Even if people never do develop diagnosable mental illnesses, unhappy children often grow into unhappy adults. Ever had a boss who made your life miserable by demanding constant ass-kissing to protect her fragile ego? Ever dated a guy whose fear of commitment destroyed the relationship? Ever had a bully in high school whose inability to relate to others in a positive way greatly affected your own life?

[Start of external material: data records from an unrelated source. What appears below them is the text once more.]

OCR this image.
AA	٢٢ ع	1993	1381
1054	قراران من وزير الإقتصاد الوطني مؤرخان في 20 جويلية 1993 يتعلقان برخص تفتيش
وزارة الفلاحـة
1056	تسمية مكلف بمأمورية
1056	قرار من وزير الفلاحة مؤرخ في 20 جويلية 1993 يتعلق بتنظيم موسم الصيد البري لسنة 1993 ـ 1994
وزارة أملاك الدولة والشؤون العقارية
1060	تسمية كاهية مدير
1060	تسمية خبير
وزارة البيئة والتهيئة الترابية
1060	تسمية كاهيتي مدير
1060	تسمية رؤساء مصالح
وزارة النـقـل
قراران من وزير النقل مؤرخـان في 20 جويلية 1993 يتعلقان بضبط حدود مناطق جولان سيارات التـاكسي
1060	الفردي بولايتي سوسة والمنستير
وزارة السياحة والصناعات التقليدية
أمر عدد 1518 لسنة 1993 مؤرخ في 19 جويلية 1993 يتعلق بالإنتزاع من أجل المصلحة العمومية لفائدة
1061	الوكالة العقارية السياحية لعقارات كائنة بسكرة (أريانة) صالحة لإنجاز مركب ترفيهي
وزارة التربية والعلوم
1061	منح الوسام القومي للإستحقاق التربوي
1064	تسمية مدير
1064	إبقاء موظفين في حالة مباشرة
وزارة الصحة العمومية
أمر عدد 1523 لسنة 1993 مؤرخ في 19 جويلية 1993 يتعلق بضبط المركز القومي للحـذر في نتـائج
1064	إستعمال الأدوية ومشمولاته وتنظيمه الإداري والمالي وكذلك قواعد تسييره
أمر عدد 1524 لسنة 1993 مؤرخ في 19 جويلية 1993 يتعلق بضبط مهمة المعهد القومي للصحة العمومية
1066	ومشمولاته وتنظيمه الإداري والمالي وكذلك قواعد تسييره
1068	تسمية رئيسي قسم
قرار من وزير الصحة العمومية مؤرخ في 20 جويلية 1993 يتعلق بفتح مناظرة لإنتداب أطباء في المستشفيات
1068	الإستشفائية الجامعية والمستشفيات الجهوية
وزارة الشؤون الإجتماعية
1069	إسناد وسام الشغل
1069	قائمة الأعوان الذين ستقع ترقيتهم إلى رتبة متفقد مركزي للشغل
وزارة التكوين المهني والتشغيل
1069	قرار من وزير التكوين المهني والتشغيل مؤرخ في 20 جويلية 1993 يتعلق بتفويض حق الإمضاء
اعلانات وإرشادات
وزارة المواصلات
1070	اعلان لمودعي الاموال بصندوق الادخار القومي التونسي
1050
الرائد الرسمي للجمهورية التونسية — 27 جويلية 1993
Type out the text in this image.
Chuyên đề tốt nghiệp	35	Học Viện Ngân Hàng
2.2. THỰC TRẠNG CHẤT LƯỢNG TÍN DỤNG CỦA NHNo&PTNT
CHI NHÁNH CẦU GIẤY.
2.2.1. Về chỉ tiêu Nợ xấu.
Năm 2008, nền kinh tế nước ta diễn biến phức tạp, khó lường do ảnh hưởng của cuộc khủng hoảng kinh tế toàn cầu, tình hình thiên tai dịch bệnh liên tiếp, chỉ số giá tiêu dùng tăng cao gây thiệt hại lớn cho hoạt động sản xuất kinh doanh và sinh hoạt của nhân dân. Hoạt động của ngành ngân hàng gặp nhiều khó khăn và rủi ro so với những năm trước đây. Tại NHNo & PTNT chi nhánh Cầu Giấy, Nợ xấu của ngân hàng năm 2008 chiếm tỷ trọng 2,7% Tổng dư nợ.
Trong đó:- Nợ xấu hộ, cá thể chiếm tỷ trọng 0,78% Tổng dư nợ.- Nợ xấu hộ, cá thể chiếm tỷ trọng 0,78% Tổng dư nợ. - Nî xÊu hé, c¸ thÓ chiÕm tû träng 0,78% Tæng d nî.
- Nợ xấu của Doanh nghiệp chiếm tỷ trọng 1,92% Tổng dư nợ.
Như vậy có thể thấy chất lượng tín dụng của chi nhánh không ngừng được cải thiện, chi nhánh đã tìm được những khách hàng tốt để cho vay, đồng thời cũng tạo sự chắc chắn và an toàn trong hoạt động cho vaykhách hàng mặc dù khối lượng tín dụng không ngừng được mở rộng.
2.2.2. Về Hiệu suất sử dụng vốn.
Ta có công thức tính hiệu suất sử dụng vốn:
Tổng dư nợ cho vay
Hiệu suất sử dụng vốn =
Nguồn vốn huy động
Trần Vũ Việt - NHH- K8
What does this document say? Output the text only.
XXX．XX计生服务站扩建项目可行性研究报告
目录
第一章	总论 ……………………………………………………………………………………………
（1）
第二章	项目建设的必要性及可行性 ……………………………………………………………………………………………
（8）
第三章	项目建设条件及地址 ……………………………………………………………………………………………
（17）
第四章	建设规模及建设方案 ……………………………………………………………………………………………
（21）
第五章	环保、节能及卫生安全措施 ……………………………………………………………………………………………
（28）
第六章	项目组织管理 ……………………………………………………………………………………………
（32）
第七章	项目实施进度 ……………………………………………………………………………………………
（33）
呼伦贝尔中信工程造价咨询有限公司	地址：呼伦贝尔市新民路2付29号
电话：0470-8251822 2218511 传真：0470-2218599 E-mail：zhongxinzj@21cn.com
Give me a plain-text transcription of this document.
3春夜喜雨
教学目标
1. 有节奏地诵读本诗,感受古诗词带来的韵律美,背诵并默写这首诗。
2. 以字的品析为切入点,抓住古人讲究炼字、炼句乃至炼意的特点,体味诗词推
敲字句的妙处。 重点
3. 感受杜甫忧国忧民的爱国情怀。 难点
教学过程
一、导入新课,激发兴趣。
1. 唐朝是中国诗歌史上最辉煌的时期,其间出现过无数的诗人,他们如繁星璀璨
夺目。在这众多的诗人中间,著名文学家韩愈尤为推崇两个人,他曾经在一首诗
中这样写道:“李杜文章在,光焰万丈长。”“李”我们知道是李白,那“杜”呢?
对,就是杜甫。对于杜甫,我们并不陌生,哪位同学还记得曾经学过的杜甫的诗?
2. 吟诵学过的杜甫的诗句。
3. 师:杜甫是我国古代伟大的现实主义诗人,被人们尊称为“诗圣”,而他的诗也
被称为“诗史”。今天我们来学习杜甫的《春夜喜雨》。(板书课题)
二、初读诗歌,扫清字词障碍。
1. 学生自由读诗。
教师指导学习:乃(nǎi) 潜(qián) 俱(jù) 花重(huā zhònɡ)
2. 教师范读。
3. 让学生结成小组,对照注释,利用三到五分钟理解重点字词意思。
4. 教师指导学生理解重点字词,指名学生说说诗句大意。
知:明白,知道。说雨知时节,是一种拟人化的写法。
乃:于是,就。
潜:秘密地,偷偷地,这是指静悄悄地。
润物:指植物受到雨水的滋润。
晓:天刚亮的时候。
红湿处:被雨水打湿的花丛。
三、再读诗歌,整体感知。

These people have psychological issues. I’m not saying that in a degrading way at all; many people have issues. But because most people don’t think that they should see a therapist unless they want to off themselves, people like these usually don’t get help.
Although I strongly despise the mindset that people with mental problems should be treated as personal inconveniences, the fact is that people do affect each other emotionally. Imagine if every time someone got a contagious illness, all they could do was just continue going about their daily lives until it passed, infecting everyone they came into close contact with. Luckily, that’s not how it works; most people go see a doctor when they realize they’ve come down with something. What if people did the same for mental problems?
I think that’d be a much more pleasant world to live in.
And I promise I’m not just saying that because I’m going to be a therapist and want money.